TV111 ekranlarında izleyicisiyle buluşan Alternatif Bakış Özel'de, yazar Metin Karabaşoğlu, Bediüzzaman'ın metinlerinden hareketle FETÖ'nün neden 'Nur talebesi olamayacağını' anlattı. Bu noktada, Bediüzzaman'ın Şualar'da yeralan bir metnine vurgu yapan Karabaşoğlu; 'seküler' mahiyetlerinin onları dinî bir yapı olmaktan uzaklaştırdığını ifade etti:
"Bu ülkede dindar zihinlerin dünyaya çevrilmesinin iki büyük sorumlusu var. Biri bunlardır... Himmet diye toplanılan şeyler. Oluşturulan ticari ağlar. Giderek lüksleşen hayat... Bütün dindarlar 'Onlar şöyle yaşıyor, sen böyle...' tazyikine maruz kalmadı mı? 'Siyasi menfaat' peşinde koştular mı? Koştular. 'Dünyevi menfaat' sözkonusu oldu mu? Oldu. Darbeye dahi teşebbüs ettiler. Daha ileri ne menfilikten söz edilebilir? İşin içinde bir sürü şahsî ve cemaati menfaat hikayesi de var. 'Cemaati menfaat' zaten hayatlarının özü ve özetiydi."

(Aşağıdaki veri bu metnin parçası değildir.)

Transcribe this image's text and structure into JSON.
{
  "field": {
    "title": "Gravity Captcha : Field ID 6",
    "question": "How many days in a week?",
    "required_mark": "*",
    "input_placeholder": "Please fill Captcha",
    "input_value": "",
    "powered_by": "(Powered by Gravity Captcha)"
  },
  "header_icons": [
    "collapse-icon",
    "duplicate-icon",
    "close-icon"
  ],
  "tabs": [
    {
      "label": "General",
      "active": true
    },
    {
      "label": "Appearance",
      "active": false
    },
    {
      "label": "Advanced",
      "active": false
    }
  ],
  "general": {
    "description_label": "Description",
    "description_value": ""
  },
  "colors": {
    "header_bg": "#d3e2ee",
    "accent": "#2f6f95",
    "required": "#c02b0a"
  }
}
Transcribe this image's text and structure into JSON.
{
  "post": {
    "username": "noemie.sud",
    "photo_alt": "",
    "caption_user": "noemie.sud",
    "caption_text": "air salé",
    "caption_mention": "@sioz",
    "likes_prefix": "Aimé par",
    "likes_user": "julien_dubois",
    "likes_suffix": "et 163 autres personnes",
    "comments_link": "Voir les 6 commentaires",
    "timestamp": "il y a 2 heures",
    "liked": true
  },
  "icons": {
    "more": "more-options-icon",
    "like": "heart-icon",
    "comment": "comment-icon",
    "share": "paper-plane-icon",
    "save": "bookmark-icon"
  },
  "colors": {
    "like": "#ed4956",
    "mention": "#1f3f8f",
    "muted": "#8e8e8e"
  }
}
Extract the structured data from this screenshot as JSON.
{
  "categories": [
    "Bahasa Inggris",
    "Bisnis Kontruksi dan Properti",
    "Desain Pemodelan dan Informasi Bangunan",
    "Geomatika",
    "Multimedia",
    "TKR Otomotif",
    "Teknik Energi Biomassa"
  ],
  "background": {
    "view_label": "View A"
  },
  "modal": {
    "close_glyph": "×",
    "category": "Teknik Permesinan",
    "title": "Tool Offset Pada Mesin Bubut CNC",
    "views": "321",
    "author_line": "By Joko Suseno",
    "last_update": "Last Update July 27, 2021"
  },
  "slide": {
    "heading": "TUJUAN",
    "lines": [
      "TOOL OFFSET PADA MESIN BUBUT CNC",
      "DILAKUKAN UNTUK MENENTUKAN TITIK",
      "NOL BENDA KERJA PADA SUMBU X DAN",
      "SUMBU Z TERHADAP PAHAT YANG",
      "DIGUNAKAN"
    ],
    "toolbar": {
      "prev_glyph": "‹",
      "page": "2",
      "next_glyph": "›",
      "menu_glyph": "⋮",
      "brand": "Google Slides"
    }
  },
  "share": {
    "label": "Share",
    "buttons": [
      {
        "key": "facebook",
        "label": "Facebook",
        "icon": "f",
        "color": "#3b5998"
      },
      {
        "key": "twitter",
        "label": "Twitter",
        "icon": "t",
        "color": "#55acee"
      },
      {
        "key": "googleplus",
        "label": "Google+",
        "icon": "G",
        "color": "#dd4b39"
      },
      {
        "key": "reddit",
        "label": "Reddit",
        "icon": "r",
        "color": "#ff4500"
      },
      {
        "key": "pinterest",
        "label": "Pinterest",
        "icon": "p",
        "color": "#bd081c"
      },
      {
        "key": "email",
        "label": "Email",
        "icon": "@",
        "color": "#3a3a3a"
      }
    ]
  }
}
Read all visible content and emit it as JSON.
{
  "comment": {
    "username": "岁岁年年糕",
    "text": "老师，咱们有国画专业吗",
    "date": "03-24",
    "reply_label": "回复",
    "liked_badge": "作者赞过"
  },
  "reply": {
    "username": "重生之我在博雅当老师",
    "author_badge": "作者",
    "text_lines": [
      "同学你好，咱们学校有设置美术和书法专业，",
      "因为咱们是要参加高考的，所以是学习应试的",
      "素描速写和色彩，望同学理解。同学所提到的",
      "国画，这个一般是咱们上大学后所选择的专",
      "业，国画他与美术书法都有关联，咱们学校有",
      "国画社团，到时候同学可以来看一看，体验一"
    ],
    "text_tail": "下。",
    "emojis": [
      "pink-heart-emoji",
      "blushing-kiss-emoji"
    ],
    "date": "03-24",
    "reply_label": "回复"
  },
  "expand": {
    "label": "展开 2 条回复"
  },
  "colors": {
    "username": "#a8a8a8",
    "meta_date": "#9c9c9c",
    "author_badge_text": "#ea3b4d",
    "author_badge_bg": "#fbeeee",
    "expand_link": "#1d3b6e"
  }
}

'Cemaati menfaat' başlığının üzerinde daha fazla durulması gerektiğini belirten Karabaşoğlu; FETÖ'nün bu yanlışının ilerleyen dönemlerde ümmetten kopmasına ve başka dinî gruplara karşı daha dışlamacı/üstenci bir tavır takınmasına neden olduğunu dile getirdi:
"FETÖ'deki anlayış; kendisini ümmet bütünlüğünden kopuk/yukarıda gören ve herşey 'Bizim elimizde olsun! Herşeyi biz yapalım!' isteyen, başka bütün dinî yapıları da yol arkadaşı değil, rakip, hatta düşman olarak gören bir anlayıştı."
Gelinen noktada FETÖ'ye 'nur talebesi' demenin Risale-i Nur metinleriyle ve Bediüzzaman'la çelişmek anlamına geleceğini belirten Karabaşoğlu; sadece FETÖ'nün değil, bu tür dünyevi, siyasi, şahsi, cemaati menfaat peşinde koşan her grubun benzer bir riski taşıdığını sözlerine ekledi:
"Bediüzzaman'ın nur talebeleri için koyduğu ölçü bu: 'Nurcular cemiyet memiyet, hususan siyasî ve dünyevî ve menfî ve şahsî ve cemaatî menfaat için teşekkül eden cemiyet ve komite değiller ve olamazlar...' Net bir şekilde söyleyelim: Bu ölçüye uymayan; dünyevi, siyasi, şahsi, cemaati menfaat peşinde cemiyet veya komite olmaya kalkan hiçbir yapı kendisini 'nur talebesi' olarak tarif edemez. İsterse sabahtan akşama kadar Risale-i Nur okuyor olsun."